As televisions report news of the assassination of President John F. Kennedy, a woman weeps in a Sears department store in Levittown, Pa. Jack Rosen/Getty Images
The public-service narrative that took root in November 1963 ignored the fact that the huge audiences turning to TV news for information and comfort would soon become very lucrative.
How TV news became a money machine
Only two months before Kennedy’s assassination, in September 1963, the networks expanded their evening newscasts to 30 minutes. They had previously been 15 minutes long, offering little more than headlines. The expanded newscasts sold out all their advertising opportunities immediately, as television news drew the predictable daily mass audiences that sponsors craved.
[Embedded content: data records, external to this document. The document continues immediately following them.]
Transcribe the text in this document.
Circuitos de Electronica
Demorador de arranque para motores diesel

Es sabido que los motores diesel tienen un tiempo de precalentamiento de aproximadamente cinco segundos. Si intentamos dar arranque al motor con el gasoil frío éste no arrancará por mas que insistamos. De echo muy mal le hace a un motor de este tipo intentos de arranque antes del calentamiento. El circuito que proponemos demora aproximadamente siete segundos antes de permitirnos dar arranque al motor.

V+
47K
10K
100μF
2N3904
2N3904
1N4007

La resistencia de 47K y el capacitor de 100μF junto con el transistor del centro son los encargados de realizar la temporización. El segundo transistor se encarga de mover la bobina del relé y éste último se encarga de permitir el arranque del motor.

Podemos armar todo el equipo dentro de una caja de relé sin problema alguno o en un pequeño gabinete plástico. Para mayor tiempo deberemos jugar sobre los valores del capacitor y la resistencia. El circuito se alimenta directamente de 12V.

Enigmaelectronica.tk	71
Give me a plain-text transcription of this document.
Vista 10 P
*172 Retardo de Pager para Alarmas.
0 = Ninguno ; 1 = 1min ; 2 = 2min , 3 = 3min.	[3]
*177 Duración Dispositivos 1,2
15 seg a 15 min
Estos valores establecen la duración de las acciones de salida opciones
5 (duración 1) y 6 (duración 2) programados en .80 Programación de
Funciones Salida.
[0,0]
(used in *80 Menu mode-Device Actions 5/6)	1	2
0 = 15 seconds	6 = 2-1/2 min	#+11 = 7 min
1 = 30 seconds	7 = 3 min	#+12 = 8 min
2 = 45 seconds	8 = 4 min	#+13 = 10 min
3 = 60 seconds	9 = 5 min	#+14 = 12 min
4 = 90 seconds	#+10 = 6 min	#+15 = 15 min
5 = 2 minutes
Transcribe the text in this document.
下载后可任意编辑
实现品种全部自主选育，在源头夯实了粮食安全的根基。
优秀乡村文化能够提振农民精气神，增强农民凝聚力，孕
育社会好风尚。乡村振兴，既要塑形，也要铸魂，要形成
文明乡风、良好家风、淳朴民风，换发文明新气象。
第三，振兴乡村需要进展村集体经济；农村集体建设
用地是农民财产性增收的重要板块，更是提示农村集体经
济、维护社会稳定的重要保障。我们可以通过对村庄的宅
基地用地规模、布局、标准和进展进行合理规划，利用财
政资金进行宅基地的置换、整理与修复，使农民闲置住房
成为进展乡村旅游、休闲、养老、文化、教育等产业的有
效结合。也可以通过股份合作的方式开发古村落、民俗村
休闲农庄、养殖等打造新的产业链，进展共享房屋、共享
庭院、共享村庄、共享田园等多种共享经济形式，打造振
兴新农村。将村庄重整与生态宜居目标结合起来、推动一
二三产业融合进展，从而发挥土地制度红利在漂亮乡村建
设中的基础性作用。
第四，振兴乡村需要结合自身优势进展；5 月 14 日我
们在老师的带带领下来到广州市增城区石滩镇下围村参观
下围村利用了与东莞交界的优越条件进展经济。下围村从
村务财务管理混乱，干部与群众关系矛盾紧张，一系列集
The Kennedy assassination coverage, combined with the expanded newscasts, significantly increased the commercial value of TV news. Throughout the 1960s, broadcast journalism began to mature into the most lucrative genre of programming on American television.
By the 1965-1966 television season, NBC’s The Huntley–Brinkley Report was generating $27 million in advertising a year, making it the network’s most lucrative program — outearning even “Bonanza,” the top entertainment show. The CBS Evening News was drawing in $25.5 million in advertising, making it the second-most profitable program on U.S. television.
Around this time, networks were telling regulators that they had sacrificed millions of dollars for public service through journalism. For example, in 1965 testimony before the Federal Communications Commission, executives from ABC, CBS, and NBC said their news divisions had loftier motives than simply making money.
But they were making money, and lots of it. By 1969, Huntley–Brinkley was earning $34 million in advertising on a production budget of $7.2 million, making the program — according to Fortune magazine — “the biggest source of revenue that the N.B.C. network has — bigger than ‘Laugh-In’ or ‘The Dean Martin Show.’” A decade earlier, Huntley-Brinkley had been making just $8 million in ad and sponsorship revenue.
The networks didn’t tout their profits, though. Instead, they continually promoted their efforts covering the Vietnam War, civil unrest, and the assassinations of the 1960s as service in the public interest. They also claimed that news production cost them millions, and they hid ad revenues accrued by news programming elsewhere in their corporate budgets. Doing this gave them a leg up on regulatory privileges, such as station license renewals.
The birth of modern TV news
Ultimately, the chaotic, cacophonous and confusing decade of the 1960s would end up launching the hyper-commercial media world we live in today. Chasing sensational investigative stories, such as Watergate and the Iran-Contra arms-for-hostages scandal, would generate higher ratings and more advertising revenue, and turn broadcast journalists into national celebrities.
The original values animating network broadcast journalism at its inception would surrender to more lucrative formats. 60 Minutes — a CBS News production — eventually became the most valuable network-owned programming property in the history of American television, and by the 1980s almost every local news station had launched its own “I-Team” investigations group.
Eventually, the professionalism that drew audiences to TV news in the wake of the Kennedy assassination in 1963 would be supplanted by audience growth strategies sold by TV news consultants. Audience analytics, minute-by-minute engagement metrics and Q-scores calibrating anchor “likability” would standardize formats and homogenize newsgathering in the drive to maximize profits.
Yet through the decades, one constant remains: Bad news sells. It’s a media industry truism whether we’d like to study it or not, and the news broadcasts airing today, 60 years after the events of November 1963, prove it.
Michael J. Socolow is a professor of communications and journalism at the University of Maine. This article is republished from The Conversation under a Creative Commons license.